Irgend jemand hinter uns rief laut um Hilfe und fluchte zwischendurch wütend. Es war Ray. Wir hatten ihn ganz vergessen. Sein Bein ist über dem Knie gebrochen, aber wir haben ihn auf einer Plane in den Wagen geschafft. Ich bin neben ihm auf der Ladefläche geblieben. Bill wendete und fuhr wieder zurück.

Die vorher so kleinen Erdrutsche waren größer geworden, aber irgendwie kamen wir darüber hinweg. Wir hielten nach anderen Fahrzeugen Ausschau, sahen aber keine. Bill wollte von einer Notrufsäule aus telefonieren, bekam aber nicht einmal ein Besetztzeichen. Im Radio waren nur noch atmosphärische Störungen zu hören.

Zuerst sind wir an dieser Abzweigung vorbeigefahren, aber nach ungefähr einem Kilometer war die Autobahn schon wieder blockiert. Nirgendwo eine Menschenseele, nirgendwo ein Licht — nur das verdammte Ding dort oben. Deshalb sind wir hierher zurückgekommen ...«

»Wie steht es mit den Nebenstraßen, die über die Berge bei Santa Monica führen?« wollte Doc wissen. »Was ist mit der neuen Bergstraße?«

»Nebenstraßen?« Mrs. Hixon starrte ihn verwundert an und lachte und schluchzte dann gleichzeitig. »Sie Idiot, die Berge sind doch alle in Bewegung geraten!« Sie lachte hysterisch weiter, bis Doc ihr den Mund zuhielt; dann hörte sie auf und ließ erschöpft den Kopf sinken. Wanda und die hagere Frau führten sie fort.

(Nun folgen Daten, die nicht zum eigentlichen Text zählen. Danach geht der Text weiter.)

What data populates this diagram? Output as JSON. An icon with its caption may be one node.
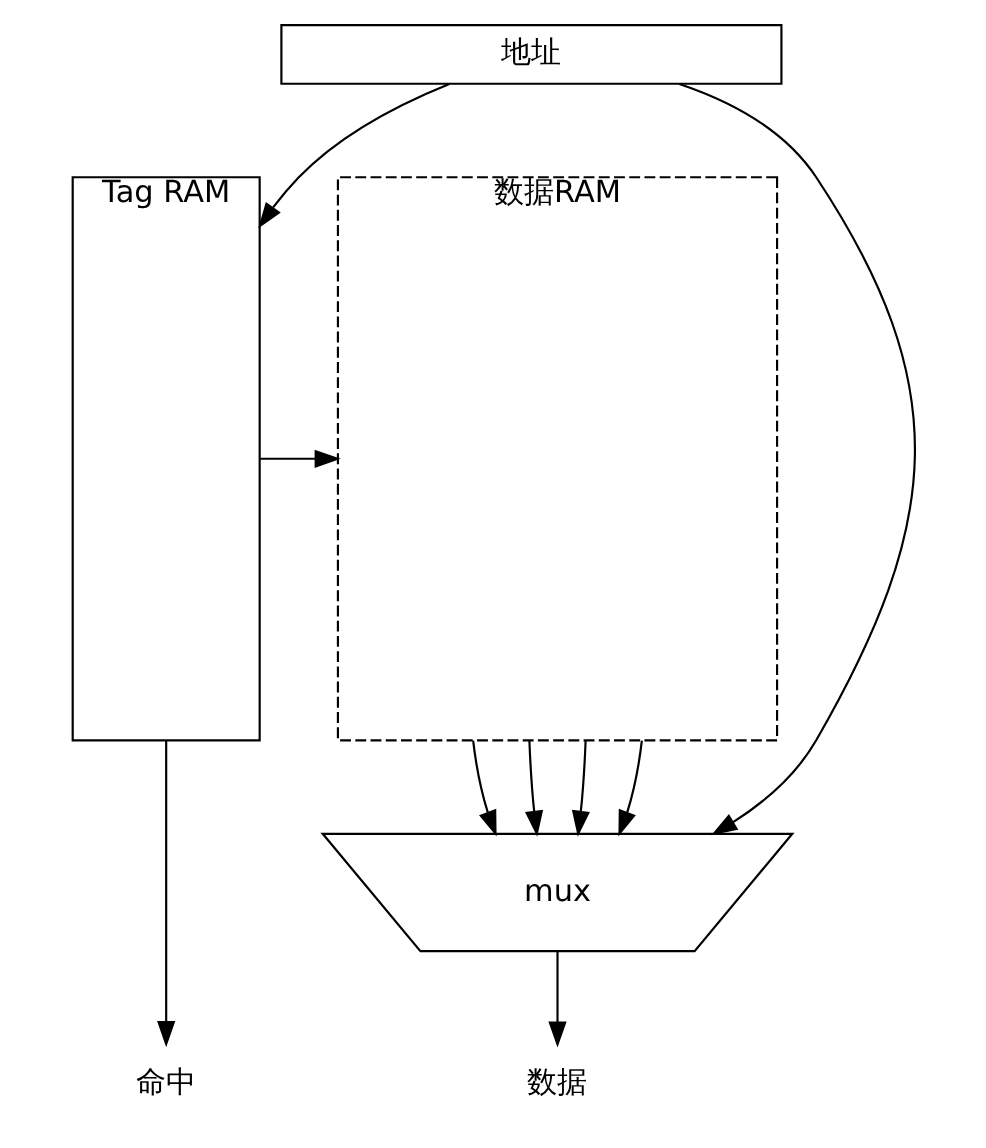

»Ich frage mich nur, weshalb die Hixons keine anderen Fahrzeuge gesehen haben«, sagte Paul zu Doc. »Das verstehe ich einfach nicht.«

»Wahrscheinlich haben sie die ersten kleineren Erdrutsche überwunden«, meinte Doc. »Und alle anderen haben es vermutlich nach dem zweiten Beben gar nicht erst versucht. Ich glaube übrigens noch immer, daß einige sich über die Bergstraße gerettet haben, selbst wenn Mrs. Hixon darüber lacht.«

»Los, kommt und bringt die Tragbahre mit!« rief Hunter. »Wir müssen Ray hierher bringen, damit die anderen mit dem Wagen zu unseren Autos zurückfahren können.«


»Stellen Sie die Verbindung zur Weihnachts-Insel her, Jimmy!« schnauzte General Spike Stevens. »Sagen Sie den Kerlen dort, daß ihr Bild auch zu schwimmen anfängt.«

Die Beobachter in dem unterirdischen Bunker saßen jetzt vor dem rechten Bildschirm und ignorierten den linken, der seit über einer Stunde nur noch Störungen zeigte.

Die Kamera des Satelliten über der Weihnachts-Insel war weiterhin auf den Wanderer gerichtet, hinter dem jetzt eben der Mond verschwand, aber der Planet und der Erdtrabant wurden nur noch als verzerrte Schatten wiedergegeben.

»Ich habe schon alles mögliche versucht, General, kann die Relaisstation aber nicht erreichen«, antwortete Captain James Kidley. »Die Kurzwellenverbindung ist unterbrochen. UKW-Sprechfunk scheint nicht mehr zu funktionieren. Nur noch Kabel und Richtfunkstrecken sind in Betrieb. Aber selbst dadurch ...«

»Aber wir sind doch ein Hauptquartier!«

»Tut mir leid, General, ich ...«

»Verbinden Sie mich mit HQ eins.«

»General, von dort haben wir ...«

In diesem Augenblick schwankte der Fußboden unter ihnen heftig. Das Licht flackerte und ging aus. Dann schaltete sich die trübe Notbeleuchtung ein. Der Bunker erzitterte unter schweren Stößen. Überall rieselte der Putz von den Wänden. Die Lichter gingen erneut aus, so daß der Raum nur noch von dem blassen Schein des Bildschirmes beleuchtet wurde.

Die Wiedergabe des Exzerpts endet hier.